Biografia[editar | editar código-fonte]

Foi educado no Colégio Militar, onde concluiu o curso com dezassete anos de idade, laureado com os primeiros prémios.

Engenheiro formado com o curso da École Imperiale des Ponts et Chaussées, de Paris, foi um político que, entre outras funções, foi Deputado, Par do Reino, Diplomata, Ministro das Obras Públicas e Ministro dos Negócios Estrangeiros. Publicou uma extensa obra de carácter técnico e político, com destaque para o estudo das questões ferroviárias.
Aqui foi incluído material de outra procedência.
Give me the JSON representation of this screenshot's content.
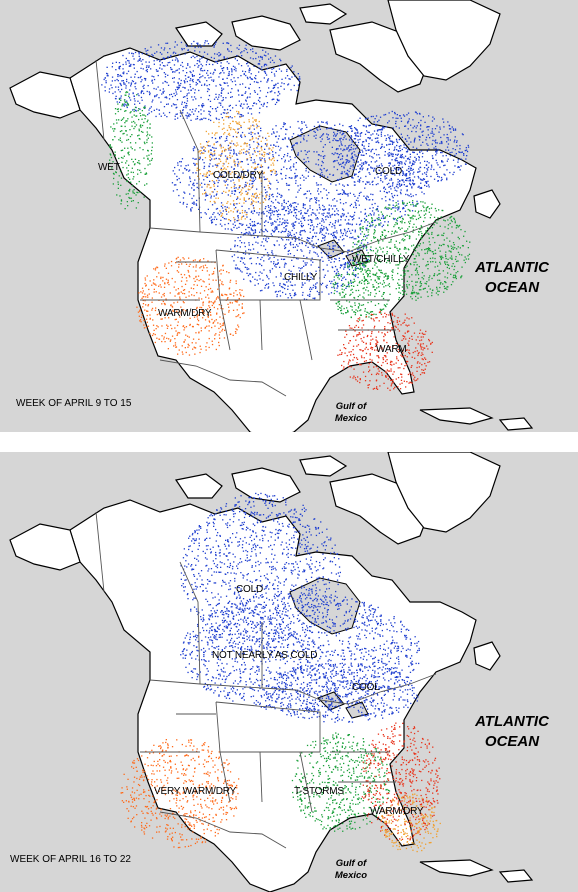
{
  "colors": {
    "sea": "#d6d6d6",
    "land": "#ffffff",
    "cold": "#1f3fd0",
    "warm": "#ff6a1a",
    "dry": "#f0a030",
    "wet": "#1aa03a",
    "red": "#e8341c"
  },
  "panels": [
    {
      "week_label": "WEEK OF APRIL 9 TO 15",
      "labels": {
        "wet": "WET",
        "cold_dry": "COLD/DRY",
        "cold": "COLD",
        "wet_chilly": "WET/CHILLY",
        "chilly": "CHILLY",
        "warm_dry": "WARM/DRY",
        "warm": "WARM"
      },
      "ocean": {
        "line1": "ATLANTIC",
        "line2": "OCEAN"
      },
      "gulf": {
        "line1": "Gulf of",
        "line2": "Mexico"
      }
    },
    {
      "week_label": "WEEK OF APRIL 16 TO 22",
      "labels": {
        "cold": "COLD",
        "not_nearly": "NOT NEARLY AS COLD",
        "cool": "COOL",
        "very_warm_dry": "VERY WARM/DRY",
        "tstorms": "T-STORMS",
        "warm_dry": "WARM/DRY"
      },
      "ocean": {
        "line1": "ATLANTIC",
        "line2": "OCEAN"
      },
      "gulf": {
        "line1": "Gulf of",
        "line2": "Mexico"
      }
    }
  ]
}
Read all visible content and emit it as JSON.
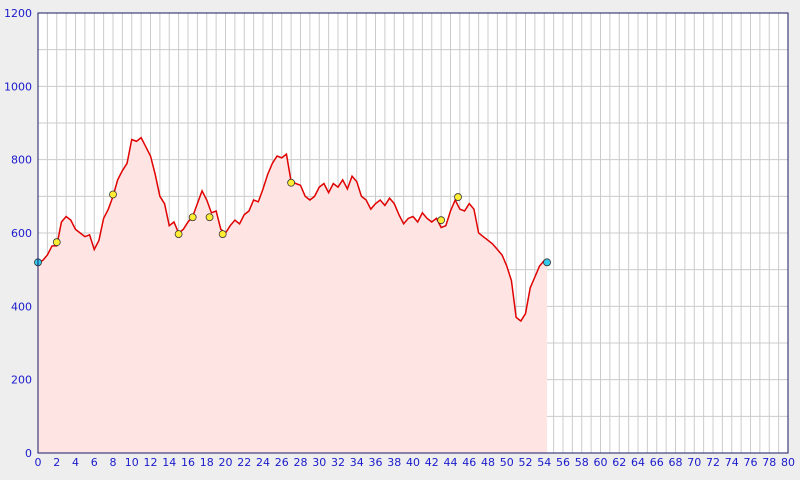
{
  "chart_data": {
    "type": "area",
    "xlim": [
      0,
      80
    ],
    "ylim": [
      0,
      1200
    ],
    "xticks": [
      0,
      2,
      4,
      6,
      8,
      10,
      12,
      14,
      16,
      18,
      20,
      22,
      24,
      26,
      28,
      30,
      32,
      34,
      36,
      38,
      40,
      42,
      44,
      46,
      48,
      50,
      52,
      54,
      56,
      58,
      60,
      62,
      64,
      66,
      68,
      70,
      72,
      74,
      76,
      78,
      80
    ],
    "yticks": [
      0,
      200,
      400,
      600,
      800,
      1000,
      1200
    ],
    "x_minor_ticks": [
      1,
      3,
      5,
      7,
      9,
      11,
      13,
      15,
      17,
      19,
      21,
      23,
      25,
      27,
      29,
      31,
      33,
      35,
      37,
      39,
      41,
      43,
      45,
      47,
      49,
      51,
      53,
      55,
      57,
      59,
      61,
      63,
      65,
      67,
      69,
      71,
      73,
      75,
      77,
      79
    ],
    "y_minor_ticks": [
      100,
      300,
      500,
      700,
      900,
      1100
    ],
    "grid": true,
    "series": [
      {
        "color": "#e00000",
        "fill": "#ffe4e4",
        "x": [
          0,
          0.5,
          1,
          1.5,
          2,
          2.5,
          3,
          3.5,
          4,
          4.5,
          5,
          5.5,
          6,
          6.5,
          7,
          7.5,
          8,
          8.5,
          9,
          9.5,
          10,
          10.5,
          11,
          11.5,
          12,
          12.5,
          13,
          13.5,
          14,
          14.5,
          15,
          15.5,
          16,
          16.5,
          17,
          17.5,
          18,
          18.5,
          19,
          19.5,
          20,
          20.5,
          21,
          21.5,
          22,
          22.5,
          23,
          23.5,
          24,
          24.5,
          25,
          25.5,
          26,
          26.5,
          27,
          27.5,
          28,
          28.5,
          29,
          29.5,
          30,
          30.5,
          31,
          31.5,
          32,
          32.5,
          33,
          33.5,
          34,
          34.5,
          35,
          35.5,
          36,
          36.5,
          37,
          37.5,
          38,
          38.5,
          39,
          39.5,
          40,
          40.5,
          41,
          41.5,
          42,
          42.5,
          43,
          43.5,
          44,
          44.5,
          45,
          45.5,
          46,
          46.5,
          47,
          47.5,
          48,
          48.5,
          49,
          49.5,
          50,
          50.5,
          51,
          51.5,
          52,
          52.5,
          53,
          53.5,
          54,
          54.3
        ],
        "values": [
          520,
          525,
          540,
          565,
          565,
          630,
          645,
          635,
          610,
          600,
          590,
          595,
          555,
          580,
          640,
          665,
          700,
          745,
          770,
          790,
          855,
          850,
          860,
          835,
          810,
          760,
          700,
          680,
          620,
          630,
          600,
          610,
          630,
          645,
          680,
          715,
          690,
          655,
          660,
          610,
          600,
          620,
          635,
          625,
          650,
          660,
          690,
          685,
          720,
          760,
          790,
          810,
          805,
          815,
          740,
          735,
          730,
          700,
          690,
          700,
          725,
          735,
          710,
          735,
          725,
          745,
          720,
          755,
          740,
          700,
          690,
          665,
          680,
          690,
          675,
          695,
          680,
          650,
          625,
          640,
          645,
          630,
          655,
          640,
          630,
          640,
          615,
          620,
          660,
          690,
          665,
          660,
          680,
          665,
          600,
          590,
          580,
          570,
          555,
          540,
          510,
          470,
          370,
          360,
          380,
          450,
          480,
          510,
          525,
          520
        ]
      }
    ],
    "points": {
      "x": [
        0,
        2,
        8,
        15,
        16.5,
        18.3,
        19.7,
        27,
        43,
        44.8,
        54.3
      ],
      "values": [
        520,
        575,
        705,
        597,
        643,
        643,
        597,
        737,
        635,
        698,
        520
      ],
      "colors": [
        "#33ccee",
        "#ffee33",
        "#ffee33",
        "#ffee33",
        "#ffee33",
        "#ffee33",
        "#ffee33",
        "#ffee33",
        "#ffee33",
        "#ffee33",
        "#33ccee"
      ]
    }
  }
}
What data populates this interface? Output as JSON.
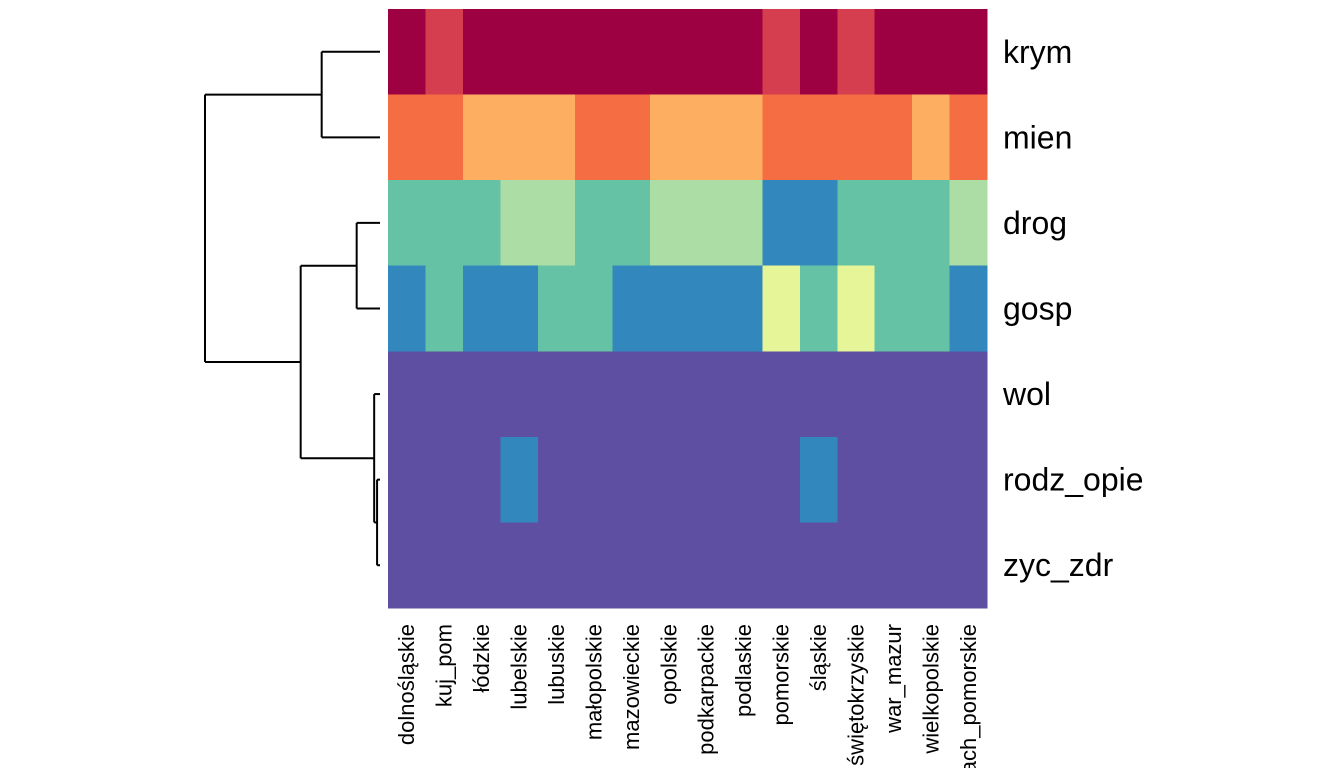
{
  "chart_data": {
    "type": "heatmap",
    "title": "",
    "xlabel": "",
    "ylabel": "",
    "rows": [
      "krym",
      "mien",
      "drog",
      "gosp",
      "wol",
      "rodz_opie",
      "zyc_zdr"
    ],
    "columns": [
      "dolnośląskie",
      "kuj_pom",
      "łódzkie",
      "lubelskie",
      "lubuskie",
      "małopolskie",
      "mazowieckie",
      "opolskie",
      "podkarpackie",
      "podlaskie",
      "pomorskie",
      "śląskie",
      "świętokrzyskie",
      "war_mazur",
      "wielkopolskie",
      "zach_pomorskie"
    ],
    "levels": [
      1,
      2,
      3,
      4,
      5,
      6,
      7,
      8,
      9
    ],
    "palette": [
      "#5E4FA2",
      "#3288BD",
      "#66C2A5",
      "#ABDDA4",
      "#E6F598",
      "#FDAE61",
      "#F46D43",
      "#D53E4F",
      "#9E0142"
    ],
    "values": [
      [
        9,
        8,
        9,
        9,
        9,
        9,
        9,
        9,
        9,
        9,
        8,
        9,
        8,
        9,
        9,
        9
      ],
      [
        7,
        7,
        6,
        6,
        6,
        7,
        7,
        6,
        6,
        6,
        7,
        7,
        7,
        7,
        6,
        7
      ],
      [
        3,
        3,
        3,
        4,
        4,
        3,
        3,
        4,
        4,
        4,
        2,
        2,
        3,
        3,
        3,
        4
      ],
      [
        2,
        3,
        2,
        2,
        3,
        3,
        2,
        2,
        2,
        2,
        5,
        3,
        5,
        3,
        3,
        2
      ],
      [
        1,
        1,
        1,
        1,
        1,
        1,
        1,
        1,
        1,
        1,
        1,
        1,
        1,
        1,
        1,
        1
      ],
      [
        1,
        1,
        1,
        2,
        1,
        1,
        1,
        1,
        1,
        1,
        1,
        2,
        1,
        1,
        1,
        1
      ],
      [
        1,
        1,
        1,
        1,
        1,
        1,
        1,
        1,
        1,
        1,
        1,
        1,
        1,
        1,
        1,
        1
      ]
    ],
    "row_dendrogram": {
      "type": "merge",
      "height": 3,
      "children": [
        {
          "type": "merge",
          "height": 1,
          "children": [
            {
              "type": "leaf",
              "row": "krym"
            },
            {
              "type": "leaf",
              "row": "mien"
            }
          ]
        },
        {
          "type": "merge",
          "height": 1.36,
          "children": [
            {
              "type": "merge",
              "height": 0.4,
              "children": [
                {
                  "type": "leaf",
                  "row": "drog"
                },
                {
                  "type": "leaf",
                  "row": "gosp"
                }
              ]
            },
            {
              "type": "merge",
              "height": 0.1,
              "children": [
                {
                  "type": "leaf",
                  "row": "wol"
                },
                {
                  "type": "merge",
                  "height": 0.05,
                  "children": [
                    {
                      "type": "leaf",
                      "row": "rodz_opie"
                    },
                    {
                      "type": "leaf",
                      "row": "zyc_zdr"
                    }
                  ]
                }
              ]
            }
          ]
        }
      ]
    },
    "legend": "none",
    "grid": false
  }
}
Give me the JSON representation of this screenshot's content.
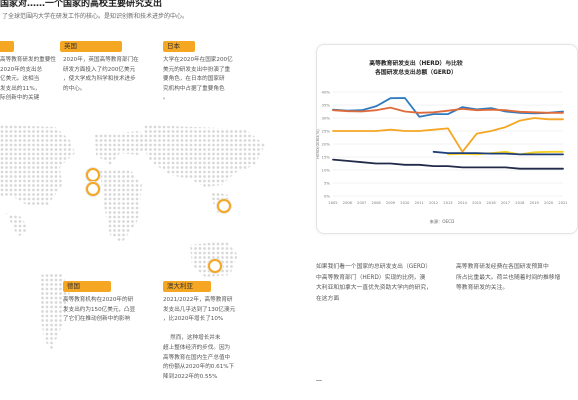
{
  "header": {
    "title": "国家对……一个国家的高校主要研究支出",
    "subtitle": "了全球范围内大学在研发工作的核心。是知识创新和技术进步的中心。"
  },
  "cards": [
    {
      "label": "",
      "text": "高等教育研发的重要性\n2020年的支出总\n亿美元。这相当\n发支出的11%，\n际创新中的关键"
    },
    {
      "label": "英国",
      "text": "2020年，英国高等教育部门在\n研发方面投入了约200亿美元\n，使大学成为科学和技术进步\n的中心。"
    },
    {
      "label": "日本",
      "text": "大学在2020年在国家200亿\n美元的研发支出中扮演了重\n要角色，在日本的国家研\n究机构中占据了重要角色\n。"
    },
    {
      "label": "德国",
      "text": "高等教育机构在2020年的研\n发支出约为150亿美元，凸显\n了它们在推动创新中的影响"
    },
    {
      "label": "澳大利亚",
      "text": "2021/2022年，高等教育研\n发支出几乎达到了130亿澳元\n，比2020年增长了10%\n\n    然而，这种增长并未\n超上整体经济的步伐。因为\n高等教育在国内生产总值中\n的份额从2020年的0.61%下\n降到2022年的0.55%"
    }
  ],
  "chart_data": {
    "type": "line",
    "title": "高等教育研发支出（HERD）与比较\n各国研发总支出总额（GERD）",
    "x": [
      "2005",
      "2006",
      "2007",
      "2008",
      "2009",
      "2010",
      "2011",
      "2012",
      "2013",
      "2014",
      "2015",
      "2016",
      "2017",
      "2018",
      "2019",
      "2020",
      "2021"
    ],
    "ylabel": "HERD/GERD(%)",
    "yticks": [
      "40%",
      "35%",
      "30%",
      "25%",
      "20%",
      "15%",
      "10%",
      "5%",
      "0%"
    ],
    "ylim": [
      0,
      40
    ],
    "series": [
      {
        "color": "#2e7bbf",
        "values": [
          33.2,
          32.8,
          33.0,
          34.5,
          37.6,
          37.7,
          30.5,
          31.5,
          31.5,
          34.2,
          33.3,
          33.8,
          32.5,
          32.0,
          31.8,
          32.0,
          32.5
        ]
      },
      {
        "color": "#e06b3a",
        "values": [
          33.0,
          32.6,
          32.5,
          33.0,
          34.0,
          32.5,
          32.0,
          32.2,
          32.8,
          33.5,
          33.0,
          33.2,
          33.0,
          32.4,
          32.2,
          32.0,
          32.0
        ]
      },
      {
        "color": "#f5a623",
        "values": [
          25.0,
          25.0,
          25.0,
          25.0,
          25.5,
          25.0,
          25.0,
          25.5,
          26.0,
          17.0,
          24.0,
          25.0,
          26.5,
          29.0,
          30.0,
          29.5,
          29.5
        ]
      },
      {
        "color": "#f5d020",
        "values": [
          null,
          null,
          null,
          null,
          null,
          null,
          null,
          null,
          16.0,
          16.2,
          16.0,
          16.5,
          17.0,
          16.0,
          16.8,
          17.0,
          17.0
        ]
      },
      {
        "color": "#1f3f7a",
        "values": [
          null,
          null,
          null,
          null,
          null,
          null,
          null,
          17.0,
          16.5,
          16.5,
          16.5,
          16.3,
          16.3,
          16.0,
          16.0,
          16.0,
          16.0
        ]
      },
      {
        "color": "#222c4a",
        "values": [
          14.0,
          13.5,
          13.0,
          12.5,
          12.5,
          12.0,
          12.0,
          11.5,
          11.5,
          11.0,
          11.0,
          11.0,
          11.0,
          10.5,
          10.5,
          10.5,
          10.5
        ]
      }
    ],
    "source": "来源：OECD"
  },
  "bottom": {
    "col1": "如果我们看一个国家的总研发支出（GERD）\n中高等教育部门（HERD）实现的比例，澳\n大利亚和加拿大一直优先资助大学内的研究，\n在这方面",
    "col2": "高等教育研发经费在各国研发预算中\n所占比重最大。荷兰也随着时间的推移增\n等教育研发的关注。"
  }
}
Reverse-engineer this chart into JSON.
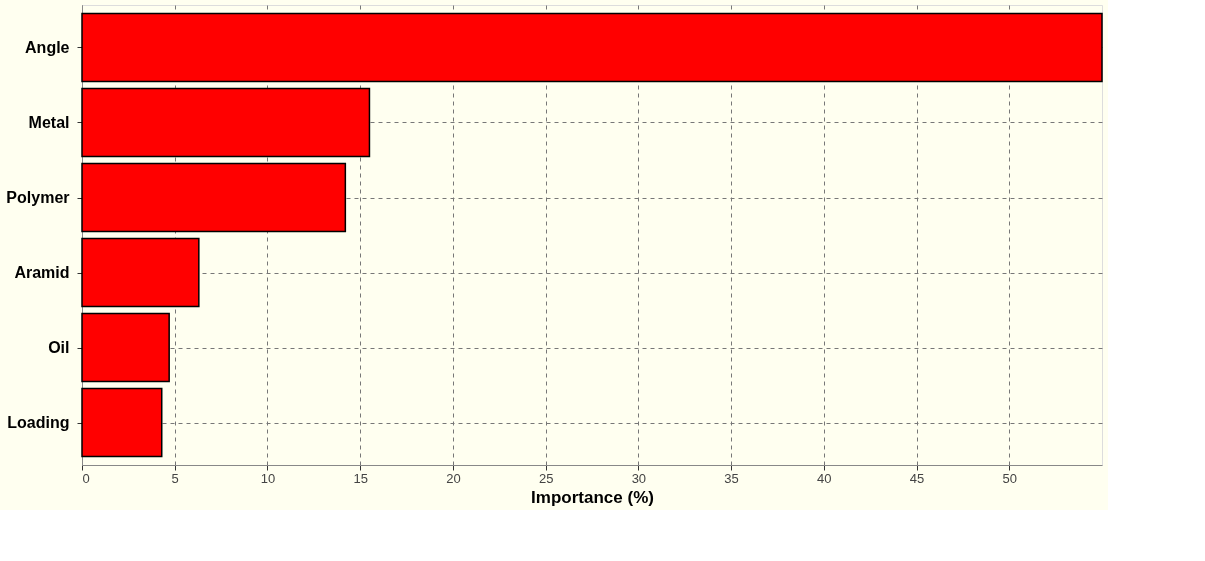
{
  "chart_data": {
    "type": "bar",
    "orientation": "horizontal",
    "categories": [
      "Angle",
      "Metal",
      "Polymer",
      "Aramid",
      "Oil",
      "Loading"
    ],
    "values": [
      55.0,
      15.5,
      14.2,
      6.3,
      4.7,
      4.3
    ],
    "color": "#ff0000",
    "xlabel": "Importance (%)",
    "xlim": [
      0,
      55
    ],
    "xticks": [
      0,
      5,
      10,
      15,
      20,
      25,
      30,
      35,
      40,
      45,
      50
    ],
    "grid": true
  }
}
Colaborou na publicação periódica A Sátira[2] (1911).

Entre 1863 e 1864 foi o 12.º Grão-Mestre da Confederação Maçónica Portuguesa.[3]

Pelo seu contributo à localidade, o então Presidente da Câmara Municipal de Cascais Jaime Artur da Costa Pinto deu o seu nome à Avenida Valbom, em Cascais.

Faleceu aos 78 anos de idade, na sua residência, Rua das Chagas, número 28, freguesia da Encarnação de Lisboa, sendo sepultado no jazigo da família, no Cemitério dos Prazeres.